Quelle serait l’incidence d’une telle évolution sur les collaborateurs ? Plusieurs avantages sont mis en avant. Matthew Mullenweg, PDG de la société Automattic (WordPress, Tumblr…) loue ainsi la « flexibilité au travail », qui permet notamment d’éviter les « longs trajets » ou « la rigidité empêchant de rester chez soi lorsqu’un membre de sa famille est malade ». Quant à Bertrand Lacanal, directeur artistique de L’Équipe, il a déjà relevé les premiers bénéfices du nouveau fonctionnement : « Paradoxalement, cet éloignement géographique crée finalement plus de proximité, de solidarité ».

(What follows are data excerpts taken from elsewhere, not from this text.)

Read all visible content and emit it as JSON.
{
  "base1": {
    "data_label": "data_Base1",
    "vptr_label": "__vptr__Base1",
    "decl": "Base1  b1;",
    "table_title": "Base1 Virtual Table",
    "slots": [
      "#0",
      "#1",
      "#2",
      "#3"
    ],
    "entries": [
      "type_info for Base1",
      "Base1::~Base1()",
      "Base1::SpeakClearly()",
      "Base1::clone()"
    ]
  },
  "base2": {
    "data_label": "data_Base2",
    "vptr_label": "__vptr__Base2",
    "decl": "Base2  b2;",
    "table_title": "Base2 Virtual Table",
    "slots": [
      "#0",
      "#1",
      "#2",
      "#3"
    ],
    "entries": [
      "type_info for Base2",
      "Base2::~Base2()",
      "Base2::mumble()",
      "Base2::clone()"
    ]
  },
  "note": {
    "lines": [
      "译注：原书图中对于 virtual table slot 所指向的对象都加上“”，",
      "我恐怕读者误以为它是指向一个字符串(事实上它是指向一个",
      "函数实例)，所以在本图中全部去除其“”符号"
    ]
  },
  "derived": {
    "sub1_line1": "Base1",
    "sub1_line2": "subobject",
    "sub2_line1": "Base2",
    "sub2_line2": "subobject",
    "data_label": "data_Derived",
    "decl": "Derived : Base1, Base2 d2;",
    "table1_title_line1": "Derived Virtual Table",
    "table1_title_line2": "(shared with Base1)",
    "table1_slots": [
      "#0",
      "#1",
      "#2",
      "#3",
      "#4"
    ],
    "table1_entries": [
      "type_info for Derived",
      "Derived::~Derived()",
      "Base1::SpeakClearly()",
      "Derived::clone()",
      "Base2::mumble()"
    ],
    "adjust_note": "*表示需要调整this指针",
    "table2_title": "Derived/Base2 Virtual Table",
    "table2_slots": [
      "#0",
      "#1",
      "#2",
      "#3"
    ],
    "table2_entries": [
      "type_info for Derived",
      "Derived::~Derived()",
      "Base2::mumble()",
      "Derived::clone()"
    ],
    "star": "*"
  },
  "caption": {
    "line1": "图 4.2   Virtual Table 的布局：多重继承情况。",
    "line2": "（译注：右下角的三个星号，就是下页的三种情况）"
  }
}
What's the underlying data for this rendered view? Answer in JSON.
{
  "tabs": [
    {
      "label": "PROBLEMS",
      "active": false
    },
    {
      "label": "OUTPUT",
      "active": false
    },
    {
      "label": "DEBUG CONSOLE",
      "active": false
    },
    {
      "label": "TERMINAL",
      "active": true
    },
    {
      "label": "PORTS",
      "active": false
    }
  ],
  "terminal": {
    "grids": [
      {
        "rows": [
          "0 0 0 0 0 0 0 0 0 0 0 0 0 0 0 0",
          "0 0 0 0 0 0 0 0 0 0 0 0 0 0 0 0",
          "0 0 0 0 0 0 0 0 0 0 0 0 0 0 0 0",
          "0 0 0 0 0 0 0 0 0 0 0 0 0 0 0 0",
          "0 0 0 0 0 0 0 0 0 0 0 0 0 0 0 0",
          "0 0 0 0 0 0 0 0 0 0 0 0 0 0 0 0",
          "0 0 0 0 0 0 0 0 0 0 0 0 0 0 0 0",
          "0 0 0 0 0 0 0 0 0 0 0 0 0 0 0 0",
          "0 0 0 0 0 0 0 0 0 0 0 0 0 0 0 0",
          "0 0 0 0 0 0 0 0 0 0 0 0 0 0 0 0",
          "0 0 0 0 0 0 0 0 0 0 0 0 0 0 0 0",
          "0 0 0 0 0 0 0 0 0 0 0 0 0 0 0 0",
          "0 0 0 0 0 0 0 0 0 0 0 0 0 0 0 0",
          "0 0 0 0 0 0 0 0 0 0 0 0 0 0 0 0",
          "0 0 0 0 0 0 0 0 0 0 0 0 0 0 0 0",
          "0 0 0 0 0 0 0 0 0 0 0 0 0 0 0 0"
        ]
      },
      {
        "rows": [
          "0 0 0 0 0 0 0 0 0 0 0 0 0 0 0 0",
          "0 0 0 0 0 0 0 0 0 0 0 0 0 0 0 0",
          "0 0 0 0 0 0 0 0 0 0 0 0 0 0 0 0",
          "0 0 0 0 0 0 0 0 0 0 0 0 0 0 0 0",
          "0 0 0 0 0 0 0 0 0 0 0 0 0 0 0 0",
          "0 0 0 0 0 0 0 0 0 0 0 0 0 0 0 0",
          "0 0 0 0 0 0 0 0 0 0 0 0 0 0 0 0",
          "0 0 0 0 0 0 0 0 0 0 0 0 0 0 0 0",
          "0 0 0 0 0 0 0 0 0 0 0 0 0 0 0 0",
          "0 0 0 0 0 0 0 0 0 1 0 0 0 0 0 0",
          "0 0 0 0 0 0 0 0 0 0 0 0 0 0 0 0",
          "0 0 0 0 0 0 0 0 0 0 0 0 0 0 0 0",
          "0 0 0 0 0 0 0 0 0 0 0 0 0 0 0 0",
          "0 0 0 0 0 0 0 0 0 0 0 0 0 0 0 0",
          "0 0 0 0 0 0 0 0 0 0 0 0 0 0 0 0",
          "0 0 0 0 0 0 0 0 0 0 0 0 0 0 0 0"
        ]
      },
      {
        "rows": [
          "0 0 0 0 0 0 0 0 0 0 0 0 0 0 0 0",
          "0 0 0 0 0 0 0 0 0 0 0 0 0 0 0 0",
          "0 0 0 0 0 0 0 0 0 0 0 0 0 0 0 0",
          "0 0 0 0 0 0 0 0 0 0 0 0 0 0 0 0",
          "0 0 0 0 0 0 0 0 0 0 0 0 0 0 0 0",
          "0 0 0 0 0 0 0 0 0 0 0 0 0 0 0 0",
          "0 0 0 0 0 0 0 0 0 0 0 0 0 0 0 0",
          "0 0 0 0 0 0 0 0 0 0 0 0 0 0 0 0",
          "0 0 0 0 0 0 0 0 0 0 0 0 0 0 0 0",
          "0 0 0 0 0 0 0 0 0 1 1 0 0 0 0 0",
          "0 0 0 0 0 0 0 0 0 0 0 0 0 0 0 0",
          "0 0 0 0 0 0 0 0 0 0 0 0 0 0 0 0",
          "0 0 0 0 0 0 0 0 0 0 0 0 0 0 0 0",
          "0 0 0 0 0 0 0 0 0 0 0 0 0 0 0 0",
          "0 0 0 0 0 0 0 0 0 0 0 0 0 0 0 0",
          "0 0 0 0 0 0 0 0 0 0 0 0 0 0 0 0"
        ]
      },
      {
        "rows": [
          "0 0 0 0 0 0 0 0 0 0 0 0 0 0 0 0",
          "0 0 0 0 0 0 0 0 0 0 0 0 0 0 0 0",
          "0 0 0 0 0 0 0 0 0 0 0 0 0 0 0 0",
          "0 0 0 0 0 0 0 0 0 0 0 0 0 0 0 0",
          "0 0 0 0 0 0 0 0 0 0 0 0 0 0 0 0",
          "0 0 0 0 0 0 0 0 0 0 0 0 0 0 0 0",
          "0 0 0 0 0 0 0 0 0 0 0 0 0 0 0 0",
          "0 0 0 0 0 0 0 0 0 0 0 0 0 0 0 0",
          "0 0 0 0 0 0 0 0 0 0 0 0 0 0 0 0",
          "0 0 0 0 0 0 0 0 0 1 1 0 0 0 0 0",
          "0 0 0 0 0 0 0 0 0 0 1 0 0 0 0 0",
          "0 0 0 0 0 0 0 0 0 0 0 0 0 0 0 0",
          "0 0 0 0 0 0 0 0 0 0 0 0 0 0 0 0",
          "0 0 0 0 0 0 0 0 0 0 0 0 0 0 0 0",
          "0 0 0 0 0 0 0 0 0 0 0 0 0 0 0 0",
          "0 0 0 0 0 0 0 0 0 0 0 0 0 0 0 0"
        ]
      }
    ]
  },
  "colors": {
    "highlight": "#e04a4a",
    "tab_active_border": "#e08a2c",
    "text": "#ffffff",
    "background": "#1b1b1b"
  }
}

Et qu’en serait-il des conséquences sur les organisations ? D’après Jean-Marc Vittori, celles-ci profiteraient également d’un nouvel élan. Sa prévision s’appuie sur une expérience réalisée par une agence de voyage chinoise en 2014 : le télétravail avait alors permis d’augmenter la performance de la société de 13 %. Une amélioration qui s’expliquait majoritairement par… un allongement du temps de travail.
C’est peut-être là la principale limite de ce système. À l’heure actuelle, il n’existe pas d’étude permettant d’affirmer avec certitude que le télétravail induit une augmentation de la satisfaction professionnelle. En revanche, un rapport du ministère du Travail montre que les salariés à distance travaillent en moyenne davantage que leurs collègues au bureau. Et cette pratique peut contribuer à estomper la frontière entre vie privée et vie professionnelle.
De plus, on le sait : l’être humain est
un animal social, qui a besoin d’interactions avec ses semblables. Et cela ne
concerne pas seulement les personnalités extraverties. C’est ce que souligne un
employé de l’industrie technologique, cité par The Guardian :
« Il m'est déjà arrivé de travailler à 100 % à distance, et il arrive
un moment où même un individu introverti a envie de voir un autre être humain ».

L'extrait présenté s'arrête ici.